The response within the different cellular compartments of the spleen in mice infected with Trypanosoma congolense was evaluated using histologic and cytologic methods and immunofluorescence to detect intracellular and cell surface immunoglobulin. The isolate of T. congolense used produces a chronic infection in C3H/He mice leading to death 40 to 70 days after inoculation. Previous studies had shown that this infection resulted in a marked immunodepression as judged by a range of in vitro assays of splenic cellular responses.

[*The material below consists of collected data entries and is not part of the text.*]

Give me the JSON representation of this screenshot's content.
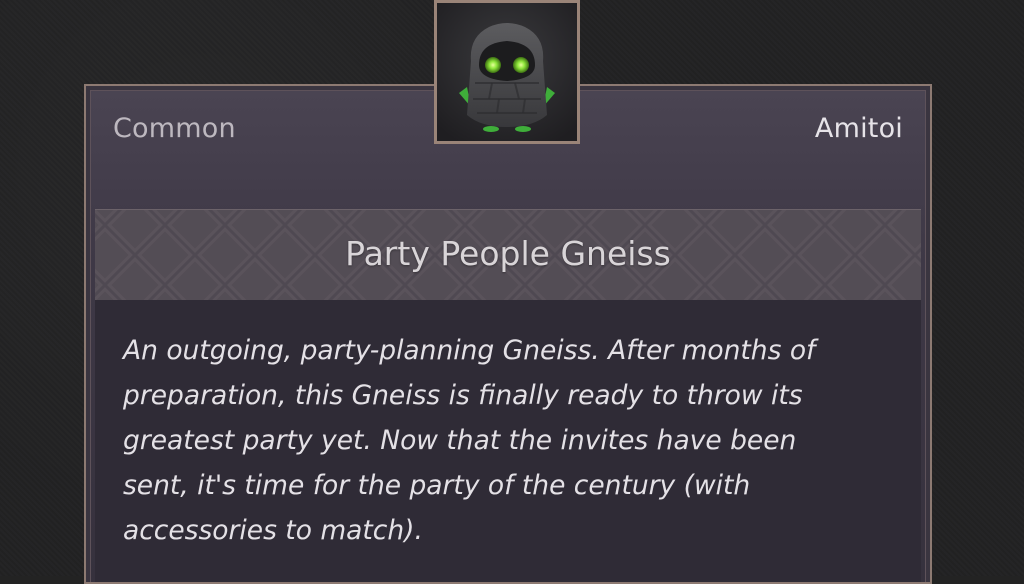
{
  "item_card": {
    "rarity": "Common",
    "category": "Amitoi",
    "name": "Party People Gneiss",
    "description_lines": [
      "An outgoing, party-planning Gneiss. After months of",
      "preparation, this Gneiss is finally ready to throw its",
      "greatest party yet. Now that the invites have been",
      "sent, it's time for the party of the century (with",
      "accessories to match)."
    ],
    "portrait_icon": "gneiss-amitoi-portrait",
    "colors": {
      "frame": "#8d7a72",
      "card_bg": "#3a3540",
      "title_band": "#544d55",
      "body_bg": "#2f2b36",
      "eye_glow": "#8ee63a"
    }
  }
}
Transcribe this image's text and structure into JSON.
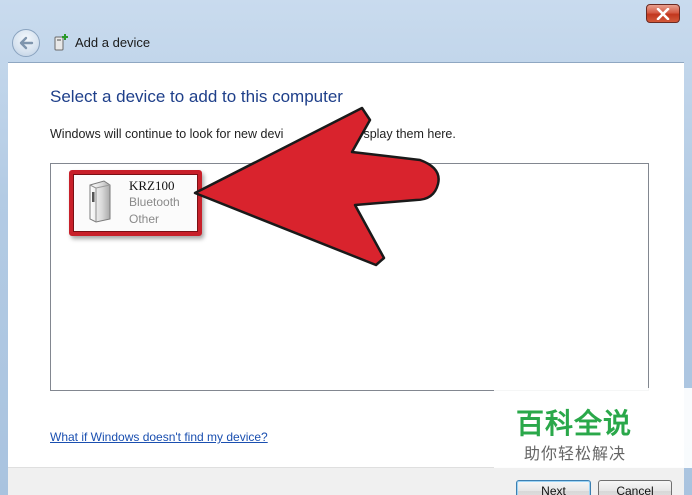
{
  "window": {
    "title": "Add a device",
    "close_icon": "close-icon",
    "back_icon": "back-arrow-icon"
  },
  "main": {
    "heading": "Select a device to add to this computer",
    "subtitle": "Windows will continue to look for new devi",
    "subtitle_end": "splay them here.",
    "devices": [
      {
        "name": "KRZ100",
        "type": "Bluetooth",
        "category": "Other",
        "icon": "device-tower-icon"
      }
    ],
    "help_link": "What if Windows doesn't find my device?"
  },
  "footer": {
    "next_label": "Next",
    "cancel_label": "Cancel"
  },
  "watermark": {
    "title": "百科全说",
    "subtitle": "助你轻松解决"
  },
  "colors": {
    "heading": "#1e3f8a",
    "link": "#1a4fb0",
    "annotation_red": "#d9232d",
    "watermark_green": "#2aa84a"
  }
}
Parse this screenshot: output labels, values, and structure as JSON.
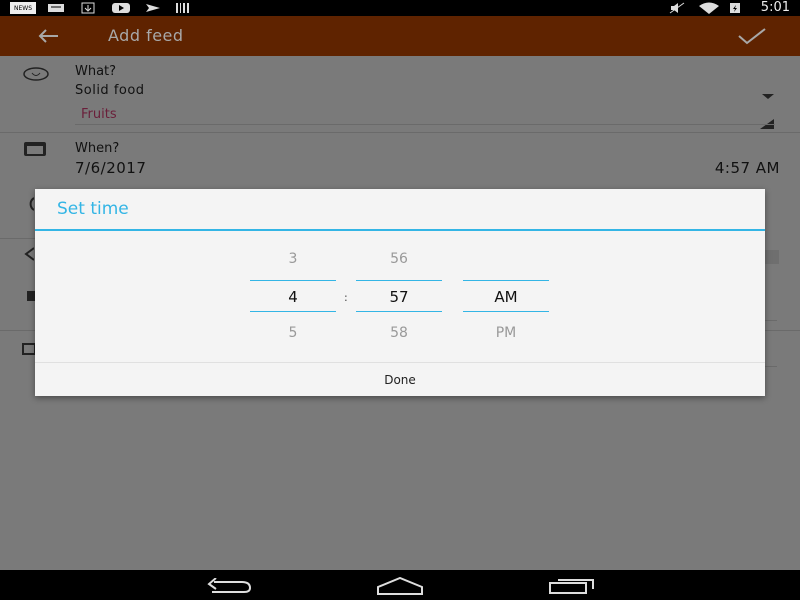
{
  "status_bar": {
    "time": "5:01",
    "left_icons": [
      "news-icon",
      "mail-icon",
      "download-icon",
      "youtube-icon",
      "send-icon",
      "barcode-icon"
    ],
    "right_icons": [
      "mute-icon",
      "wifi-icon",
      "battery-icon"
    ]
  },
  "app_bar": {
    "title": "Add feed",
    "back_icon": "back-arrow-icon",
    "confirm_icon": "check-icon"
  },
  "form": {
    "what_label": "What?",
    "what_value": "Solid food",
    "what_sub_value": "Fruits",
    "when_label": "When?",
    "date": "7/6/2017",
    "time": "4:57 AM"
  },
  "dialog": {
    "title": "Set time",
    "hour": {
      "prev": "3",
      "current": "4",
      "next": "5"
    },
    "separator": ":",
    "minute": {
      "prev": "56",
      "current": "57",
      "next": "58"
    },
    "ampm": {
      "prev": "",
      "current": "AM",
      "next": "PM"
    },
    "done_label": "Done"
  },
  "colors": {
    "accent": "#33b5e5",
    "app_bar": "#5f2300",
    "fruits_text": "#6a1f3a"
  }
}
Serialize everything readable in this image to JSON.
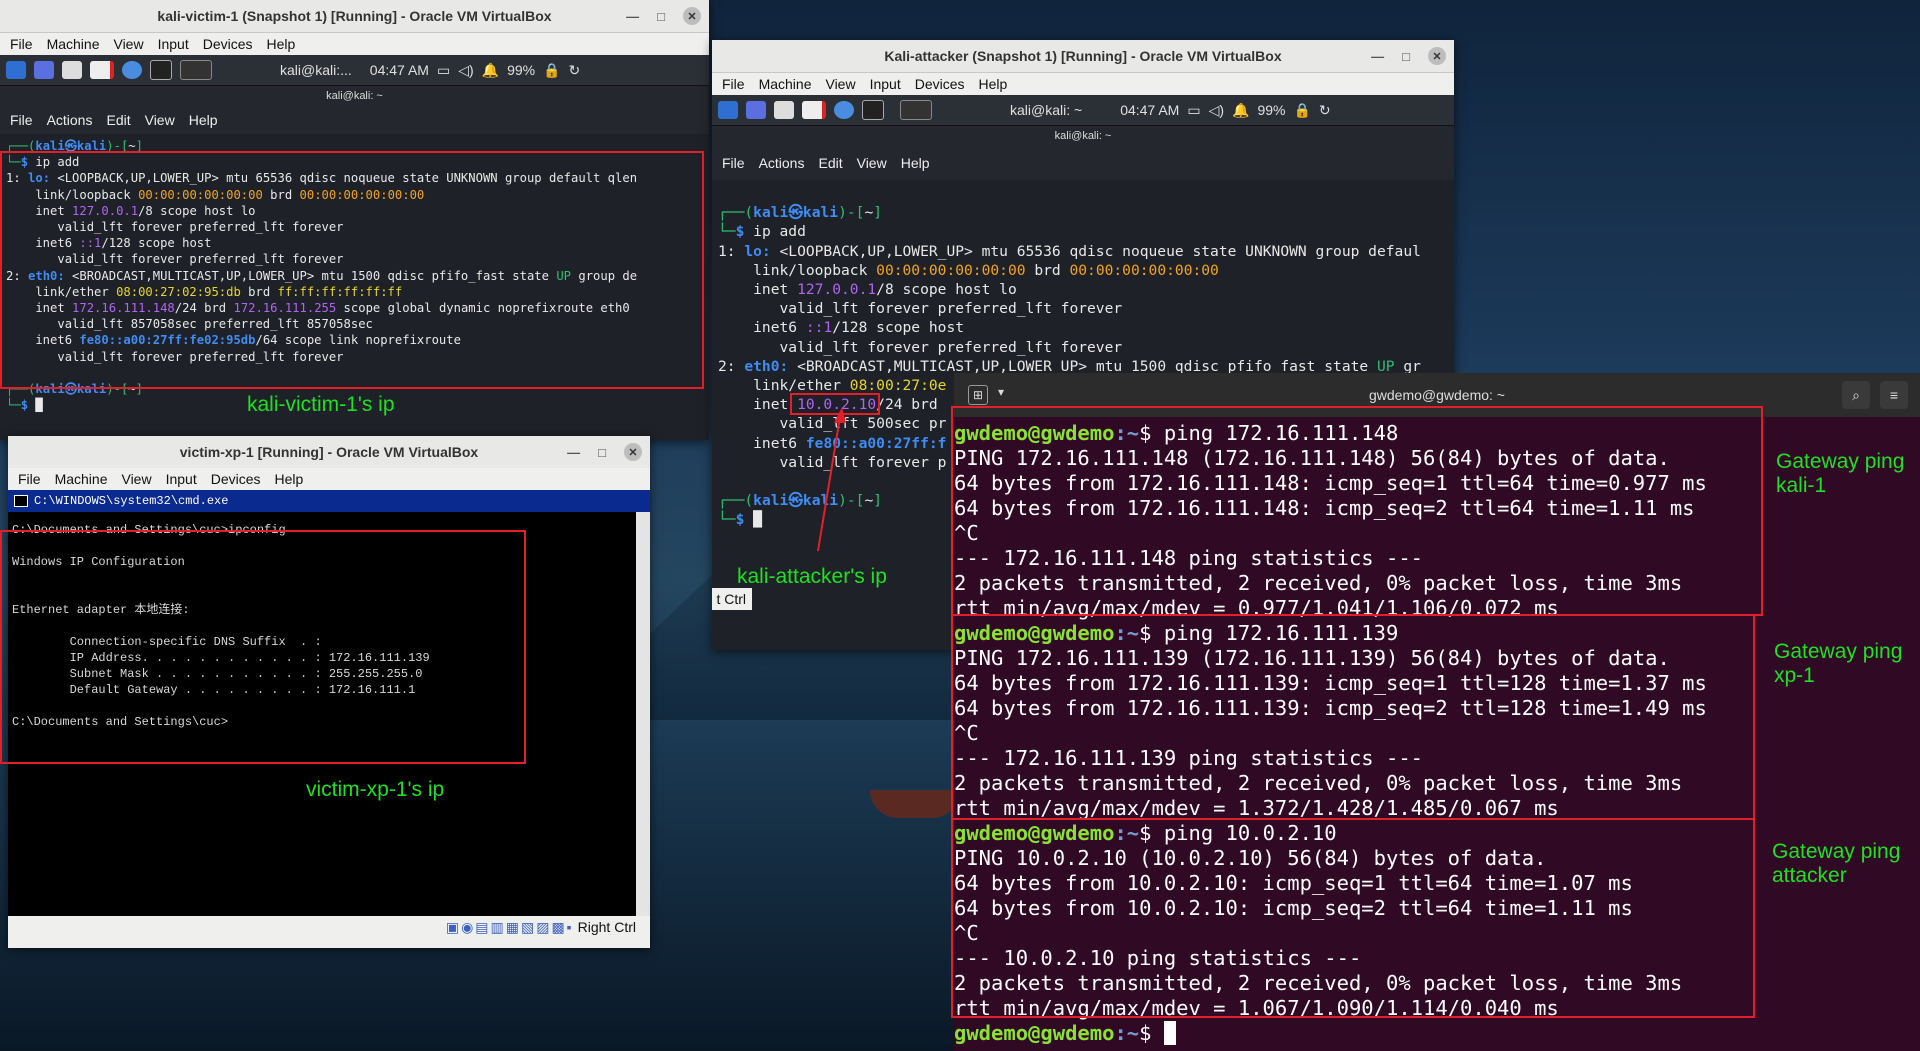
{
  "victim_window": {
    "title": "kali-victim-1 (Snapshot 1) [Running] - Oracle VM VirtualBox",
    "menu": [
      "File",
      "Machine",
      "View",
      "Input",
      "Devices",
      "Help"
    ],
    "taskbar_terminal": "kali@kali:...",
    "time": "04:47 AM",
    "battery": "99%",
    "term_title": "kali@kali: ~",
    "term_menu": [
      "File",
      "Actions",
      "Edit",
      "View",
      "Help"
    ],
    "prompt_user": "kali",
    "prompt_host": "kali",
    "command": "ip add",
    "lines": {
      "l1_prefix": "1: ",
      "l1_if": "lo:",
      "l1_rest": " <LOOPBACK,UP,LOWER_UP> mtu 65536 qdisc noqueue state UNKNOWN group default qlen",
      "l2a": "    link/loopback ",
      "l2b": "00:00:00:00:00:00",
      "l2c": " brd ",
      "l2d": "00:00:00:00:00:00",
      "l3a": "    inet ",
      "l3b": "127.0.0.1",
      "l3c": "/8 scope host lo",
      "l4": "       valid_lft forever preferred_lft forever",
      "l5a": "    inet6 ",
      "l5b": "::1",
      "l5c": "/128 scope host",
      "l6": "       valid_lft forever preferred_lft forever",
      "l7_prefix": "2: ",
      "l7_if": "eth0:",
      "l7_mid": " <BROADCAST,MULTICAST,UP,LOWER_UP> mtu 1500 qdisc pfifo_fast state ",
      "l7_up": "UP",
      "l7_end": " group de",
      "l8a": "    link/ether ",
      "l8b": "08:00:27:02:95:db",
      "l8c": " brd ",
      "l8d": "ff:ff:ff:ff:ff:ff",
      "l9a": "    inet ",
      "l9b": "172.16.111.148",
      "l9c": "/24 brd ",
      "l9d": "172.16.111.255",
      "l9e": " scope global dynamic noprefixroute eth0",
      "l10": "       valid_lft 857058sec preferred_lft 857058sec",
      "l11a": "    inet6 ",
      "l11b": "fe80::a00:27ff:fe02:95db",
      "l11c": "/64 scope link noprefixroute",
      "l12": "       valid_lft forever preferred_lft forever"
    }
  },
  "attacker_window": {
    "title": "Kali-attacker (Snapshot 1) [Running] - Oracle VM VirtualBox",
    "menu": [
      "File",
      "Machine",
      "View",
      "Input",
      "Devices",
      "Help"
    ],
    "taskbar_terminal": "kali@kali: ~",
    "time": "04:47 AM",
    "battery": "99%",
    "term_title": "kali@kali: ~",
    "term_menu": [
      "File",
      "Actions",
      "Edit",
      "View",
      "Help"
    ],
    "command": "ip add",
    "lines": {
      "l1_rest": " <LOOPBACK,UP,LOWER_UP> mtu 65536 qdisc noqueue state UNKNOWN group defaul",
      "l7_mid": " <BROADCAST,MULTICAST,UP,LOWER_UP> mtu 1500 qdisc pfifo_fast state ",
      "l7_end": " gr",
      "l8b": "08:00:27:0e",
      "l9b": "10.0.2.10",
      "l9c": "/24 brd",
      "l10": "       valid_lft 500sec pr",
      "l11b": "fe80::a00:27ff:f",
      "l12": "       valid_lft forever p"
    },
    "hidden_status": "t Ctrl"
  },
  "xp_window": {
    "title": "victim-xp-1 [Running] - Oracle VM VirtualBox",
    "menu": [
      "File",
      "Machine",
      "View",
      "Input",
      "Devices",
      "Help"
    ],
    "cmd_title": "C:\\WINDOWS\\system32\\cmd.exe",
    "lines": [
      "C:\\Documents and Settings\\cuc>ipconfig",
      "",
      "Windows IP Configuration",
      "",
      "",
      "Ethernet adapter 本地连接:",
      "",
      "        Connection-specific DNS Suffix  . :",
      "        IP Address. . . . . . . . . . . . : 172.16.111.139",
      "        Subnet Mask . . . . . . . . . . . : 255.255.255.0",
      "        Default Gateway . . . . . . . . . : 172.16.111.1",
      "",
      "C:\\Documents and Settings\\cuc>"
    ],
    "status_right": "Right Ctrl"
  },
  "gateway_window": {
    "title": "gwdemo@gwdemo: ~",
    "prompt_user": "gwdemo@gwdemo",
    "prompt_path": ":~",
    "blocks": [
      {
        "cmd": "ping 172.16.111.148",
        "lines": [
          "PING 172.16.111.148 (172.16.111.148) 56(84) bytes of data.",
          "64 bytes from 172.16.111.148: icmp_seq=1 ttl=64 time=0.977 ms",
          "64 bytes from 172.16.111.148: icmp_seq=2 ttl=64 time=1.11 ms",
          "^C",
          "--- 172.16.111.148 ping statistics ---",
          "2 packets transmitted, 2 received, 0% packet loss, time 3ms",
          "rtt min/avg/max/mdev = 0.977/1.041/1.106/0.072 ms"
        ]
      },
      {
        "cmd": "ping 172.16.111.139",
        "lines": [
          "PING 172.16.111.139 (172.16.111.139) 56(84) bytes of data.",
          "64 bytes from 172.16.111.139: icmp_seq=1 ttl=128 time=1.37 ms",
          "64 bytes from 172.16.111.139: icmp_seq=2 ttl=128 time=1.49 ms",
          "^C",
          "--- 172.16.111.139 ping statistics ---",
          "2 packets transmitted, 2 received, 0% packet loss, time 3ms",
          "rtt min/avg/max/mdev = 1.372/1.428/1.485/0.067 ms"
        ]
      },
      {
        "cmd": "ping 10.0.2.10",
        "lines": [
          "PING 10.0.2.10 (10.0.2.10) 56(84) bytes of data.",
          "64 bytes from 10.0.2.10: icmp_seq=1 ttl=64 time=1.07 ms",
          "64 bytes from 10.0.2.10: icmp_seq=2 ttl=64 time=1.11 ms",
          "^C",
          "--- 10.0.2.10 ping statistics ---",
          "2 packets transmitted, 2 received, 0% packet loss, time 3ms",
          "rtt min/avg/max/mdev = 1.067/1.090/1.114/0.040 ms"
        ]
      }
    ]
  },
  "annotations": {
    "victim_ip": "kali-victim-1's ip",
    "attacker_ip": "kali-attacker's ip",
    "xp_ip": "victim-xp-1's ip",
    "gw_kali": "Gateway ping kali-1",
    "gw_xp": "Gateway ping xp-1",
    "gw_attacker": "Gateway ping attacker"
  },
  "colors": {
    "annotation": "#1fe022",
    "highlight_box": "#e3202a",
    "gateway_bg": "#300a24"
  }
}
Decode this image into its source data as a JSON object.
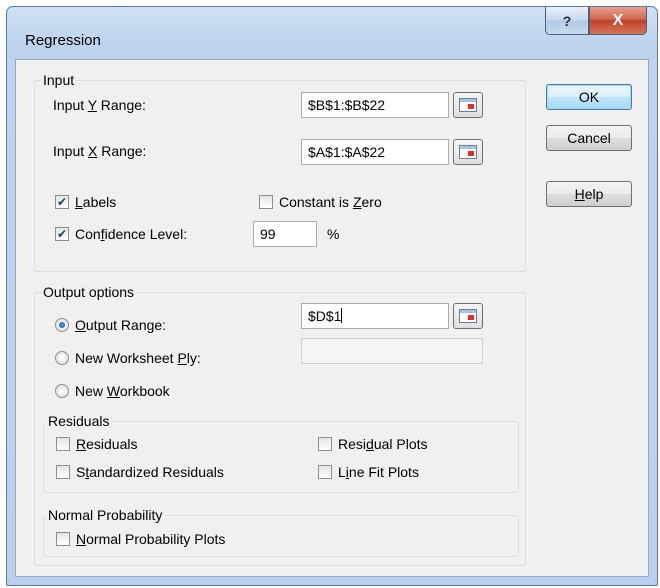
{
  "window": {
    "title": "Regression",
    "help_glyph": "?",
    "close_glyph": "X"
  },
  "input_group": {
    "label": "Input",
    "y_range": {
      "label_pre": "Input ",
      "label_u": "Y",
      "label_post": " Range:",
      "value": "$B$1:$B$22"
    },
    "x_range": {
      "label_pre": "Input ",
      "label_u": "X",
      "label_post": " Range:",
      "value": "$A$1:$A$22"
    },
    "labels": {
      "label_u": "L",
      "label_post": "abels",
      "checked": true
    },
    "constant_zero": {
      "label_pre": "Constant is ",
      "label_u": "Z",
      "label_post": "ero",
      "checked": false
    },
    "confidence": {
      "label_pre": "Con",
      "label_u": "f",
      "label_post": "idence Level:",
      "checked": true,
      "value": "99",
      "unit": "%"
    }
  },
  "output_group": {
    "label": "Output options",
    "output_range": {
      "label_u": "O",
      "label_post": "utput Range:",
      "selected": true,
      "value": "$D$1"
    },
    "new_worksheet": {
      "label_pre": "New Worksheet ",
      "label_u": "P",
      "label_post": "ly:",
      "selected": false,
      "value": ""
    },
    "new_workbook": {
      "label_pre": "New ",
      "label_u": "W",
      "label_post": "orkbook",
      "selected": false
    }
  },
  "residuals_group": {
    "label": "Residuals",
    "residuals": {
      "label_u": "R",
      "label_post": "esiduals",
      "checked": false
    },
    "standardized": {
      "label_pre": "S",
      "label_u": "t",
      "label_post": "andardized Residuals",
      "checked": false
    },
    "residual_plots": {
      "label_pre": "Resi",
      "label_u": "d",
      "label_post": "ual Plots",
      "checked": false
    },
    "line_fit": {
      "label_pre": "L",
      "label_u": "i",
      "label_post": "ne Fit Plots",
      "checked": false
    }
  },
  "normal_group": {
    "label": "Normal Probability",
    "normal_plots": {
      "label_u": "N",
      "label_post": "ormal Probability Plots",
      "checked": false
    }
  },
  "buttons": {
    "ok": "OK",
    "cancel": "Cancel",
    "help_u": "H",
    "help_post": "elp"
  },
  "icons": {
    "range_selector": "collapse-dialog-icon"
  }
}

It was found that the splenic cellular changes occurred in two phases. First, coincident with and following the first peak of parasitemia, there was a marked proliferative phase characterized by widespread hyperplasia of the white pulp with the production of large numbers of plasma cells and an expansion of the erythropoietic component of the red pulp. During this period, there was a marked decrease in the intensity of staining for surface Ig on cells of the follicular regions of the white pulp. Following the initial proliferative changes, a more protracted phase ensued during which, although the proliferative activity continued, there was a gradual disorganization of the white pulp with eventual lymphoid depletion. This was accompanied by a progressive expansion of the red pulp due to increased numbers of erythropoietic cells and to a lesser extent granulopoietic cells and macrophages. At the same time, there was a gradual decrease in the number of plasma cells found in the red pulp, although many were still present in the periarteriolar regions. The end result of these changes was an approximately 17-fold increase in total splenic cellularity of which erythropoietic cells contributed more than 50 per cent, and lymphocytes were reduced in absolute numbers to below control levels. A striking feature during both phases of the infection was the lack of discrete germinal centers.